Boeing has apparently written to airline customers expecting MAX deliveries in 2025 and 2026 and told them to expect fresh delays of between 3 and 6 months on their delivery.
 
That's entirely predictable if Boeing was planning deliveries on the basis of a hike in production rates. OTOH I'm surprised it's only 3 to 6 months.
 

There's enough details here to see why Boeing would claim the issue was unique to the aircraft, and why NTSB would differ with them.

TLDR: The aircraft had been flying around with damaged tail controls, probably since it was exposed to high winds (gusts to 73mph) on the ground at New Orleans on 16-17 May. While the problem only became a major one with the dutch roll incident on the 25th, the captain of that flight had noticed a log entry for yaw damper issues, resolved by "resetting a few stall management yaw damper computer codes” - whatever that means, I genuinely can't tell. The NTSB notes that anomalies started showing up on the first flight after Southwestern did some scheduled maintenance checks on the standby tail PCU on the 23rd.

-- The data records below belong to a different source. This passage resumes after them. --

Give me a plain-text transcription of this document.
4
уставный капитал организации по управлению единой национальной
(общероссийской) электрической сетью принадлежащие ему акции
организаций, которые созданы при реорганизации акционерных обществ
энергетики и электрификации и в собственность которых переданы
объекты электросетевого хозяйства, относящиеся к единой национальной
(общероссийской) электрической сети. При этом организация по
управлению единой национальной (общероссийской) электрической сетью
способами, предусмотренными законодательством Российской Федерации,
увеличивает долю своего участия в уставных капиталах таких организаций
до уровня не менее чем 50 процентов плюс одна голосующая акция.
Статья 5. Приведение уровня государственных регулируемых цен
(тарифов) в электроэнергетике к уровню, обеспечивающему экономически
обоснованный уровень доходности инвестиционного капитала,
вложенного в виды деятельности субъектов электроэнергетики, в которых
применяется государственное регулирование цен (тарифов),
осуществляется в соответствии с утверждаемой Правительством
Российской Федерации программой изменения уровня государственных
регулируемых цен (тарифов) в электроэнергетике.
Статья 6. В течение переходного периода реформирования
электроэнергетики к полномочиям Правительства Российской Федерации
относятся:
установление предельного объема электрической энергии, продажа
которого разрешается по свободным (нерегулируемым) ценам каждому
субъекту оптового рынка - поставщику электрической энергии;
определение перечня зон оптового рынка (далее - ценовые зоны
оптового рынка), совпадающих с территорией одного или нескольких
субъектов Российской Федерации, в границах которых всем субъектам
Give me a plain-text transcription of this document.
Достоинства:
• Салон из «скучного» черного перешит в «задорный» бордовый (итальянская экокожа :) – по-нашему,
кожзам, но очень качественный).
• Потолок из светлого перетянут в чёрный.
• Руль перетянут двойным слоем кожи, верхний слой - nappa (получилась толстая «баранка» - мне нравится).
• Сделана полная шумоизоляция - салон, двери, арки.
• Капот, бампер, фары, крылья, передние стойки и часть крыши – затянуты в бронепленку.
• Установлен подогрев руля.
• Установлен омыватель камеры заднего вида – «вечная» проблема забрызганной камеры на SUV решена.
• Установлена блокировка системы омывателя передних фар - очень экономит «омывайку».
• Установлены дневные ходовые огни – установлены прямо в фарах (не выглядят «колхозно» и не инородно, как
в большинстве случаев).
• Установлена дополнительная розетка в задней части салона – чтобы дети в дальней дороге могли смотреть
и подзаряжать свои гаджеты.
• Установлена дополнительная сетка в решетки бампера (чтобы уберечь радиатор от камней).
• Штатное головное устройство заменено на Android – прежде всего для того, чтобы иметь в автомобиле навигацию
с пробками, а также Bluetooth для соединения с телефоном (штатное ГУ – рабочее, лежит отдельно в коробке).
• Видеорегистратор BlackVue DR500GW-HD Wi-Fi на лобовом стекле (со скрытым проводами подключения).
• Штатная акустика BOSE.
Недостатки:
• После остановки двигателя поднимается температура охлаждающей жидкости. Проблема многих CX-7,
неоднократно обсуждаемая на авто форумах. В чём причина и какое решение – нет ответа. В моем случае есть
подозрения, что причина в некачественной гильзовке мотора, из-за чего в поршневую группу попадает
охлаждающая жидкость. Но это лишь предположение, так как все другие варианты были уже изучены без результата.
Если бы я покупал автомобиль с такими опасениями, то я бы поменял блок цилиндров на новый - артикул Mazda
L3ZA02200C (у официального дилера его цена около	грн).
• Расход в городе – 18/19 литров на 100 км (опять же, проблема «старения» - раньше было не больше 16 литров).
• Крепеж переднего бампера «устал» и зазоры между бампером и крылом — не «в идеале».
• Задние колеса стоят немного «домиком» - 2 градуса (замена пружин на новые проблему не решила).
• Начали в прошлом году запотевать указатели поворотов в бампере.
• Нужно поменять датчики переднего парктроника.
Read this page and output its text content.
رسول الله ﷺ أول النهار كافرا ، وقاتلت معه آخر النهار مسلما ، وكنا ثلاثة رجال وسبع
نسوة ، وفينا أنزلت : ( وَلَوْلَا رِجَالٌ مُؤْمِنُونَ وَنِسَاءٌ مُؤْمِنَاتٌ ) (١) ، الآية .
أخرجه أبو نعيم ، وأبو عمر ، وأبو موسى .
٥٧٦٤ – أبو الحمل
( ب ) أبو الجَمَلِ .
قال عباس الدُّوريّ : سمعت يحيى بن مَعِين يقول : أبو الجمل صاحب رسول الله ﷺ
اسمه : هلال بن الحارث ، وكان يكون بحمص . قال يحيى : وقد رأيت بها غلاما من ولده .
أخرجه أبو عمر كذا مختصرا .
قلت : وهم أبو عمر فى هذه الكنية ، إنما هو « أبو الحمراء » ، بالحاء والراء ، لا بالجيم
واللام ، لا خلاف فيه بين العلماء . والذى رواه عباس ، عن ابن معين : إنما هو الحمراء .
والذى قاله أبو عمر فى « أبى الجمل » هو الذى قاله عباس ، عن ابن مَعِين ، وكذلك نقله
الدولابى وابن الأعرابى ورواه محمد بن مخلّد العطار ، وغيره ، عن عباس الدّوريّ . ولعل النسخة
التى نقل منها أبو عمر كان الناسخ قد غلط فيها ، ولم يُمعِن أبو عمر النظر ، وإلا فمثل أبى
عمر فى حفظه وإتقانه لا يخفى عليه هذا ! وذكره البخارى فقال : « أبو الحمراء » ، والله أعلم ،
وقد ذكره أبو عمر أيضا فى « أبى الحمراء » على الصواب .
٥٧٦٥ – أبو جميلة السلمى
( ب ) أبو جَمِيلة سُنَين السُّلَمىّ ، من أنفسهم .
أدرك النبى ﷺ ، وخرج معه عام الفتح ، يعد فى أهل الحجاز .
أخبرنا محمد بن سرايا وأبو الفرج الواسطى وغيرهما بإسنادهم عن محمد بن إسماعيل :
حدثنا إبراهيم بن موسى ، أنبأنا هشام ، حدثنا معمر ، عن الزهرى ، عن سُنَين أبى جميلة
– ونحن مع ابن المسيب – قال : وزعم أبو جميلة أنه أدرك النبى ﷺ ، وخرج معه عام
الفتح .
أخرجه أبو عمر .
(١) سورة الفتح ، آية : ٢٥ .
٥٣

So yes, there were possibly aircraft unique issues, as Boeing claimed. But those issues may have been masked by the tail controls until something related to the checks on the 23rd, in which case there's definitely whole fleet issues to be investigated to understand how the controls were masking the damage, and how the maintenance check changed that. And also potential whole fleet issues related to the gust-damping system intended to stop the rudder being slammed against its stops. (Plus did someone in Southwestern maintenance simply reset a breaker rather than properly investigating the yaw damper anomalies).

So overall, yes, NTSB were right to be pissed-off with Boeing over and above violating investigation protocols. And yes, Boeing's Chief Engineer should have known there was more involved and not tried to dupe the press.